Aside from the alternate version of the film, the first major extra is an audio commentary by film critic and author Maitland McDonagh, whose work includes a seminal book, Broken Mirrors/Broken Minds, about Argento's work. It's a decent track, touching on the way the themes of Tenebrae both fit within Argento's career and where they can be seen in his other work, or how his work led up to Tenebrae. The only downside is a lengthy portion in the middle where McDonagh gets a bit distracted explaining what's appearing on screen. (It also includes her delightful statement that labeling "plot holes" is "the last resort of the asshole.")
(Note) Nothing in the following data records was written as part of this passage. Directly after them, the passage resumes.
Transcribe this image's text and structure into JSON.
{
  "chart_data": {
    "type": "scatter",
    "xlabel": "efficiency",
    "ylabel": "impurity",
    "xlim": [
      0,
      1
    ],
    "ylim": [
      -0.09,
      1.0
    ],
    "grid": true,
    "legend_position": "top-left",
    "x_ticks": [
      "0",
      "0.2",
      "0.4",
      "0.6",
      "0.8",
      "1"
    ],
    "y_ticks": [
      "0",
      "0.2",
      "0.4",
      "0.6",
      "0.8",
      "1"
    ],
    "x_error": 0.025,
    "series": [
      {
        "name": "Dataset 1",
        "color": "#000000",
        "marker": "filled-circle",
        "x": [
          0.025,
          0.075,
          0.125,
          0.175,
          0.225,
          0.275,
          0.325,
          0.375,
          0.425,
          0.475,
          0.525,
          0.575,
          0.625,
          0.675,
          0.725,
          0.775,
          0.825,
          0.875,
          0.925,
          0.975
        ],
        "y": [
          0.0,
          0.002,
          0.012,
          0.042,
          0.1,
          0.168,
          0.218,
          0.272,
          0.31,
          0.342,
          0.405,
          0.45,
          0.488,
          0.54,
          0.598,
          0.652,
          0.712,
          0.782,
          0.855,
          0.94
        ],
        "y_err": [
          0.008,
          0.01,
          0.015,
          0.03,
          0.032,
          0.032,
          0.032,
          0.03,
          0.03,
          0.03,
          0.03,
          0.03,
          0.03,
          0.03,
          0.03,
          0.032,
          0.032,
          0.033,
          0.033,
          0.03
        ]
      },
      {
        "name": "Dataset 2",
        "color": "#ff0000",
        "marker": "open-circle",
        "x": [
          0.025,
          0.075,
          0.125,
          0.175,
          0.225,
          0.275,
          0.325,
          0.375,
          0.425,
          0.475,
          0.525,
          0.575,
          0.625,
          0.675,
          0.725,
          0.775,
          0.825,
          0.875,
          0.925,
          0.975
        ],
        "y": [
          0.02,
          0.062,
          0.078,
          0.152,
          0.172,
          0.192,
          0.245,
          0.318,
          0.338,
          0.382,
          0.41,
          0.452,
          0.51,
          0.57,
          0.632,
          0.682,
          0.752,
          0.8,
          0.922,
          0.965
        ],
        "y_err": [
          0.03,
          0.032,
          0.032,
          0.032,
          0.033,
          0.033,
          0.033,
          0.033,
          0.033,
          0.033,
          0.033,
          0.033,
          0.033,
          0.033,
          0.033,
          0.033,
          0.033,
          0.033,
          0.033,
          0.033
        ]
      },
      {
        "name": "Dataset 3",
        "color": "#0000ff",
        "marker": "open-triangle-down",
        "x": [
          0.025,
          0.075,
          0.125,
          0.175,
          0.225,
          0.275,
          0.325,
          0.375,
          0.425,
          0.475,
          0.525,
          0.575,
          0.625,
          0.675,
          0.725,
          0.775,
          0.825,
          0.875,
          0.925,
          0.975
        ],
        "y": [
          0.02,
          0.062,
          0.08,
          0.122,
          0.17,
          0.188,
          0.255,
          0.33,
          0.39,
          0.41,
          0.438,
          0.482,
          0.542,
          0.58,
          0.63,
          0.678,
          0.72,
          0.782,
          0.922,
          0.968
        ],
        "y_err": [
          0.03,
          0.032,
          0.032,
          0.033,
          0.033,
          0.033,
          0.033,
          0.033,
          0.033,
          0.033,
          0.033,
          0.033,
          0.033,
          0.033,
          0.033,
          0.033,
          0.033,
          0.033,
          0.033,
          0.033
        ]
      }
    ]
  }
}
The second major extra here is "Yellow Fever: The Rise and Fall of the Giallo" (89:24), a historical overview and analysis of certain genre films directed by Calum Waddell. As someone who is relatively unfamiliar with Italian horror, the documentary offers up lots of interesting insight, including the roots of giallo in pulp crime novels and film noir, the evolution of Argento's themes and style, and a surprisingly robust chunk just on Tenebrae (even if it is relevant here). The doc features interviews from a wide range of critics (McDonagh, Alan Jones, Kim Newman, etc.) and filmmakers (including Argento, Umberto Lenzi, Ruggero Deodato, etc.), but the area where it comes up short is archival footage and images. The still imagery on screen, aside from the clean and straightforward presentation of movie posters, complete with a credit or two, feels sloppy and haphazard, including screencaps from Blu-ray transfers, low-res images crawling with artifacts, and a sense of laziness in the way they're animated. Waddell is also limited in terms of what kind of footage can be included, relying on movie trailers (with the exception of Tenebrae itself). The doc can also feel slightly unfocused at times, with a train-of-thought air to it, although just when I began to get really frustrated, the film snapped back into focus around Argento's work.
The disc is rounded out by some archival supplements, including an alternate opening credits sequence (2:15), the U.S. Credits Sequence (1:53), bearing the title Unsane, and two theatrical trailers, for the International and Japanese releases.
Tenebrae is both a stylish and exciting horror film and a fairly delightful rebuke by Argento that takes the complaints usually lobbed at horror directors and lobs them right back at them. Synapse's Blu-ray edition is also quite impressive, featuring a fantastic presentation of the film and some decent extras. Highly recommended.